A Kart repository may contain one or more version-controlled datasets. Each dataset is homogenous, that is to say, the same type of information is stored for every piece of data in the dataset. There are a few different types of datasets that Kart supports.

Types of Datasets

Kart supports the following types of datasets:

Dataset type

Storage format specification

Supported since

Table (or vector)

Table Datasets V3

Kart 0.10

Point Cloud

Point Cloud Datasets V1

Kart 0.12

There are some older variants of the table storage format (hence the V3), but most users will not encounter these any more.

Dataset Names

A dataset is stored in a hidden folder with a name starting with a dot, eg .table-dataset. The name of this hidden folder depends on the type of the dataset. The path to this hidden folder is the name of the dataset. For example, a table dataset called hydro/soundings would have its data stored in a hidden folder named hydro/soundings/.table-dataset.

Dataset Name Limitations

Kart enforces the following rules about these paths:

  • Paths may contain most unicode characters

  • Paths must not contain any ASCII control characters (codepoints 00 to 1F), or any of the characters :, <, >, ", |, ?, or *

  • Paths must not start or end with a /

  • No path component (/-separated) may:

    • be empty

    • start or end with a .

    • end with a ` ` (space)

    • be any of these reserved Windows filenames: CON, PRN, AUX, NUL, COM1, COM2, COM3, COM4, COM5, COM6, COM7, COM8, COM9, LPT1, LPT2, LPT3, LPT4, LPT5, LPT6, LPT7, LPT8, LPT9.

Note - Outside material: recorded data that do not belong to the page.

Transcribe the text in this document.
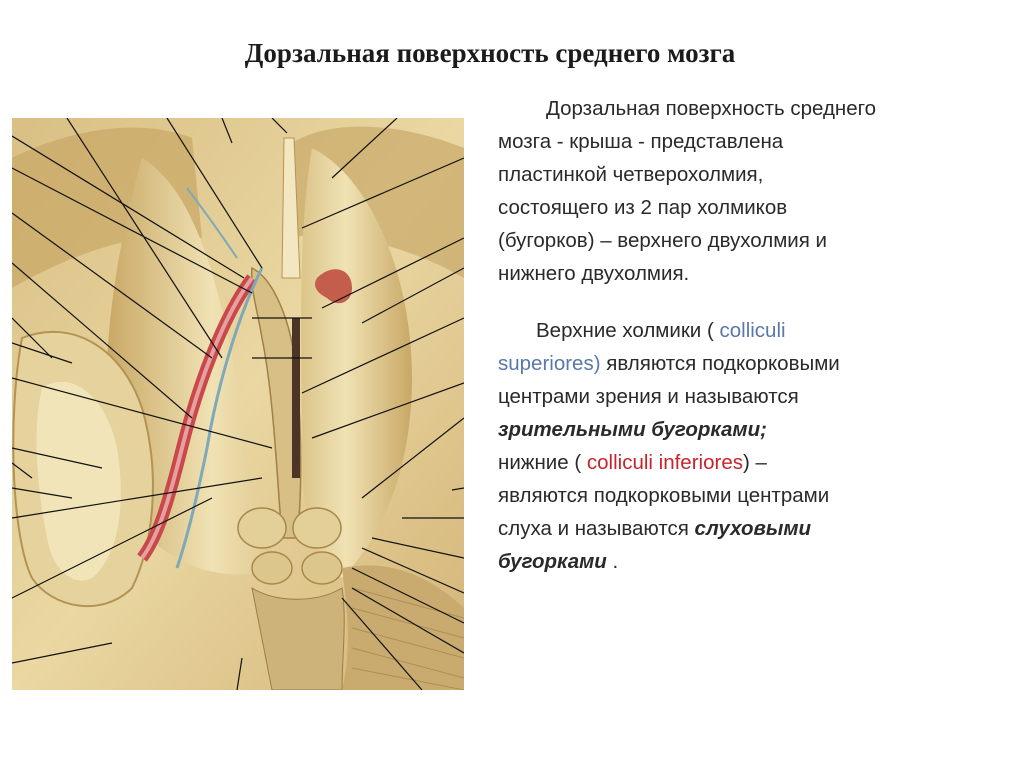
Дорзальная поверхность среднего мозга

Дорзальная поверхность среднего
мозга - крыша - представлена
пластинкой четверохолмия,
состоящего из 2 пар холмиков
(бугорков) – верхнего двухолмия и
нижнего двухолмия.

Верхние холмики ( colliculi
superiores) являются подкорковыми
центрами зрения и называются
зрительными бугорками;
нижние ( colliculi inferiores) –
являются подкорковыми центрами
слуха и называются слуховыми
бугорками .
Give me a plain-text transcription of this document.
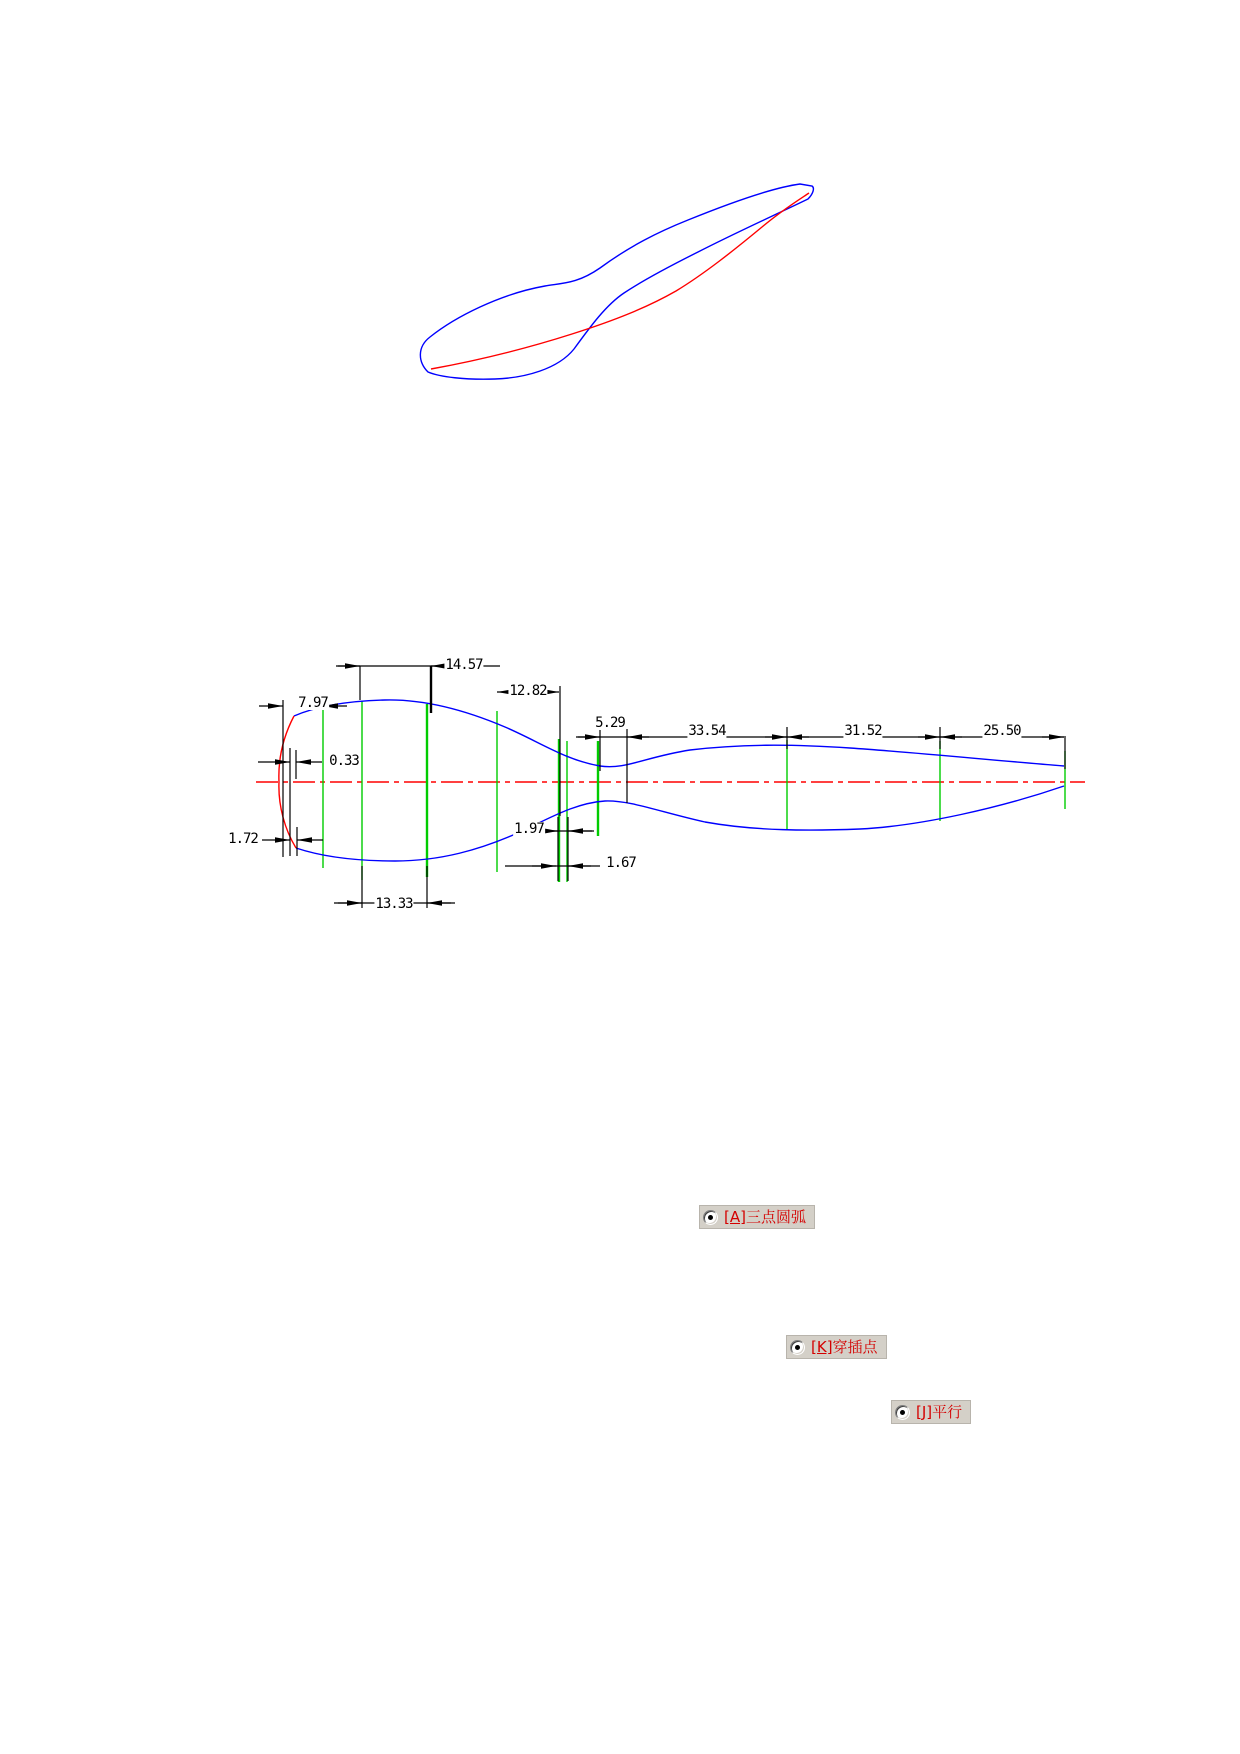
14.57
12.82
7.97
0.33
1.72
5.29	33.54	31.52	25.50
13.33
1.97
1.67
[A]三点圆弧
[K]穿插点
[J]平行
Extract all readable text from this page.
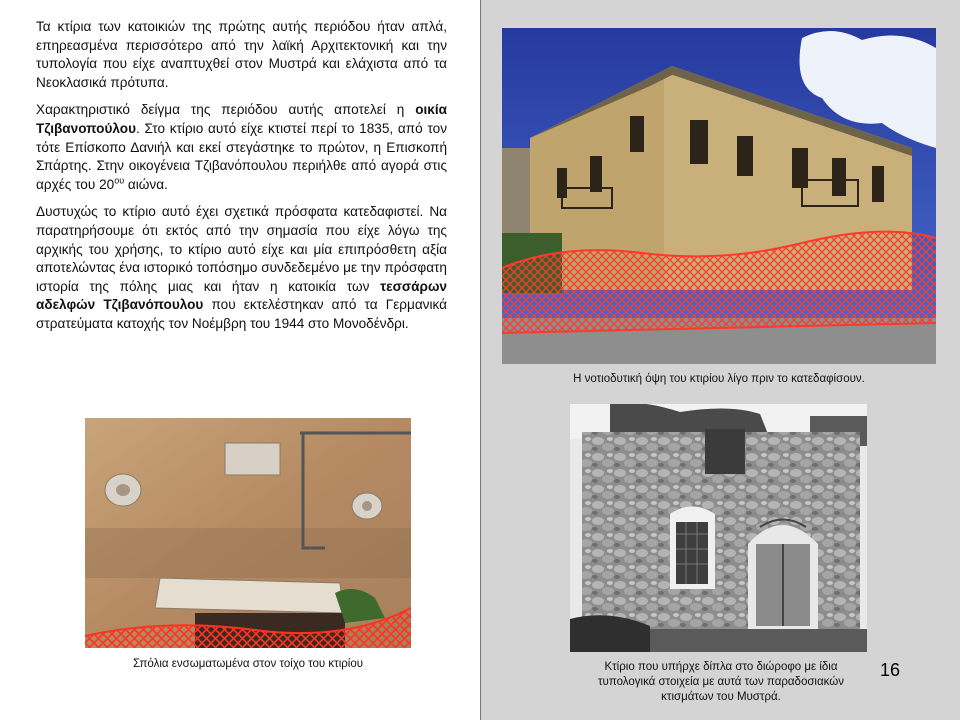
Τα κτίρια των κατοικιών της πρώτης αυτής περιόδου ήταν απλά, επηρεασμένα περισσότερο από την λαϊκή Αρχιτεκτονική και την τυπολογία που είχε αναπτυχθεί στον Μυστρά και ελάχιστα από τα Νεοκλασικά πρότυπα.

Χαρακτηριστικό δείγμα της περιόδου αυτής αποτελεί η οικία Τζιβανοπούλου. Στο κτίριο αυτό είχε κτιστεί περί το 1835, από τον τότε Επίσκοπο Δανιήλ και εκεί στεγάστηκε το πρώτον, η Επισκοπή Σπάρτης. Στην οικογένεια Τζιβανόπουλου περιήλθε από αγορά στις αρχές του $20^{o\upsilon}$ αιώνα.

Δυστυχώς το κτίριο αυτό έχει σχετικά πρόσφατα κατεδαφιστεί. Να παρατηρήσουμε ότι εκτός από την σημασία που είχε λόγω της αρχικής του χρήσης, το κτίριο αυτό είχε και μία επιπρόσθετη αξία αποτελώντας ένα ιστορικό τοπόσημο συνδεδεμένο με την πρόσφατη ιστορία της πόλης μιας και ήταν η κατοικία των τεσσάρων αδελφών Τζιβανόπουλου που εκτελέστηκαν από τα Γερμανικά στρατεύματα κατοχής τον Νοέμβρη του 1944 στο Μονοδένδρι.

Σπόλια ενσωματωμένα στον τοίχο του κτιρίου
Η νοτιοδυτική όψη του κτιρίου λίγο πριν το κατεδαφίσουν.
Κτίριο που υπήρχε δίπλα στο διώροφο με ίδια
τυπολογικά στοιχεία με αυτά των παραδοσιακών
κτισμάτων του Μυστρά.
16
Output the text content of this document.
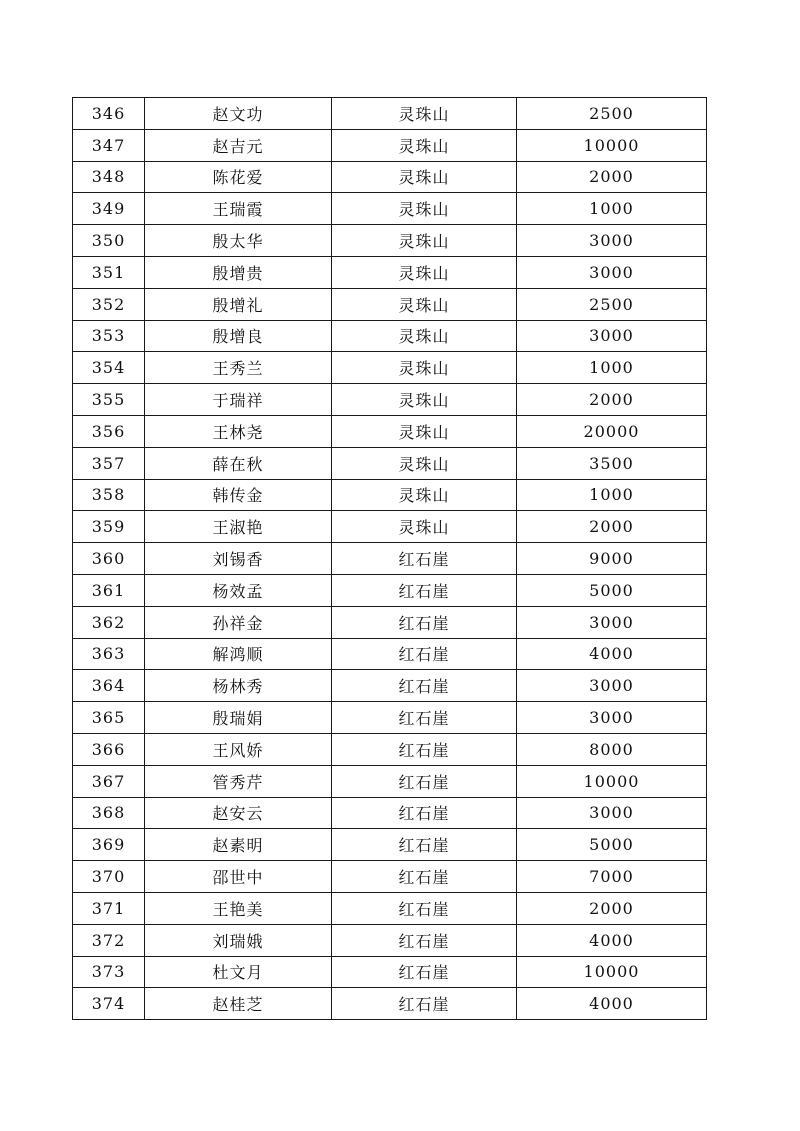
346	赵文功	灵珠山	2500
347	赵吉元	灵珠山	10000
348	陈花爱	灵珠山	2000
349	王瑞霞	灵珠山	1000
350	殷太华	灵珠山	3000
351	殷增贵	灵珠山	3000
352	殷增礼	灵珠山	2500
353	殷增良	灵珠山	3000
354	王秀兰	灵珠山	1000
355	于瑞祥	灵珠山	2000
356	王林尧	灵珠山	20000
357	薛在秋	灵珠山	3500
358	韩传金	灵珠山	1000
359	王淑艳	灵珠山	2000
360	刘锡香	红石崖	9000
361	杨效孟	红石崖	5000
362	孙祥金	红石崖	3000
363	解鸿顺	红石崖	4000
364	杨林秀	红石崖	3000
365	殷瑞娟	红石崖	3000
366	王风娇	红石崖	8000
367	管秀芹	红石崖	10000
368	赵安云	红石崖	3000
369	赵素明	红石崖	5000
370	邵世中	红石崖	7000
371	王艳美	红石崖	2000
372	刘瑞娥	红石崖	4000
373	杜文月	红石崖	10000
374	赵桂芝	红石崖	4000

  • Repositories may not contain more than one dataset with names that differ only by case.

Additionally, backslashes (\) in dataset paths are converted to forward slashes (/) when imported.

These rules exist to help ensure that Kart repositories can be checked out on a range of operating systems and filesystems.

Dataset Contents

Datasets contain at one folder at the top level called meta. This contains the dataset’s metadata, which is generally needed to properly interpret the bulk of - the dataset’s data. That metadata could be its schema, its Coordinate Reference System, etc. This metadata is limited in size (compared to the bulk of the data) and somewhat human readable - it could be any or all of of plain-text, JSON, Well-Known-Text, and XML.

The bulk of the data will be stored in a different folder or folders at the top level. The name of this folder and the storage format of this data depends entirely on the type of dataset.

For more details on the dataset storage formats, see Types of Datasets.